6. Woolworth Building
The Woolworth Building is one of the ultimate masterpieces of renowned American architect Cass Gilbert (1859-1934), an early proponent of skyscrapers. This tower with Gothic Revival elements is located in the Tribeca neighborhood of Manhattan, just north of the city’s main financial district.
This early skyscraper was completed between 1910 and 1913 and stands 241 meters (792 feet) tall. This height made it the tallest building in the world between 1913 and 1930. It was renovated multiple times and especially its crown makes it one of the most distinctive NYC landmarks.
7. Tribune Tower
New York City isn’t the only city in the United States that is home to a Gothic Revival skyscraper. One of the most famous skyscrapers in Chicago, a structure called the Tribune Tower, features stunning Gothic elements as well.
The building was constructed between 1923 and 1925 at the height of the Roaring Twenties and served as the headquarters of the Chicago Tribune, a popular local newspaper. The tower overlooks Pioneer court, the location believed to have been where Jean Baptiste Point du Sable, the founder of modern-day Chicago, constructed his home.
8. Tower Bridge
Tower Bridge is without a doubt the most iconic bridge in London. That’s mainly because of its distinctive twin towers that dominate the area near the Tower of London. The bridge was designed in such a way to resemble this famous castle in England.
What’s remarkable about this Gothic Revival building is that the towers consist of a steel structure and the distinctive towers are merely clad Cornish granite and Portland stone. Despite this notion, it’s by far the most impressive Gothic Revival bridge in the world.
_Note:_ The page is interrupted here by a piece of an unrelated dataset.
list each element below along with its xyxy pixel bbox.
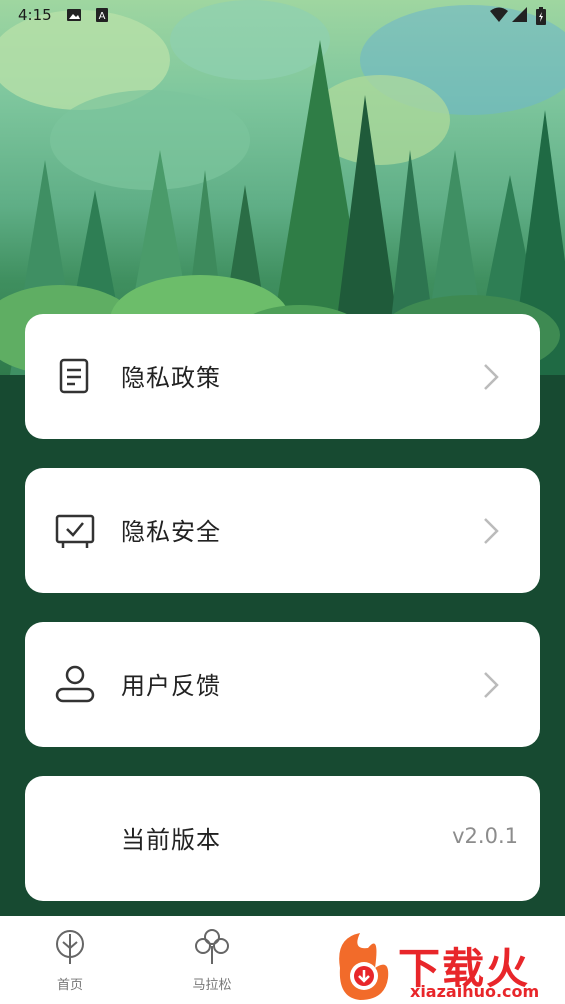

9. Washington National Cathedral
The Washington National Cathedral is officially known as the Cathedral Church of Saint Peter and Saint Paul in the City and Diocese of Washington. It’s a cathedral of the Episcopal Church, an Anglican community in the United States, and was constructed between 1906 and 1988.
The Gothic Revival architecture of the cathedral closely resembles that of the Gothic style that was dominant in England in the 14th century. Its main architectural features are pointed arches, stained-glass windows, and flying buttresses, all typical Gothic elements. It’s the second-largest church in the United States after the Cathedral of St. John the Divine in New York City.
10. Strawberry Hill House
Gothic Revival architecture emerged in England in the 18th century and one of the pioneering buildings of this style can be found in Twickenham, a borough in the southwest of London. The Strawberry Hill House was constructed in various phases between 1749 and 1776.
The building was commissioned by Horace Walpole, 4th Earl of Orford (1717-1797), who was an English writer, art historian, antiquarian, and politician of the Whig party. It was the first structure to be completely built in the Gothic style since the Middle Ages, meaning it launched Neo-Gothic architecture.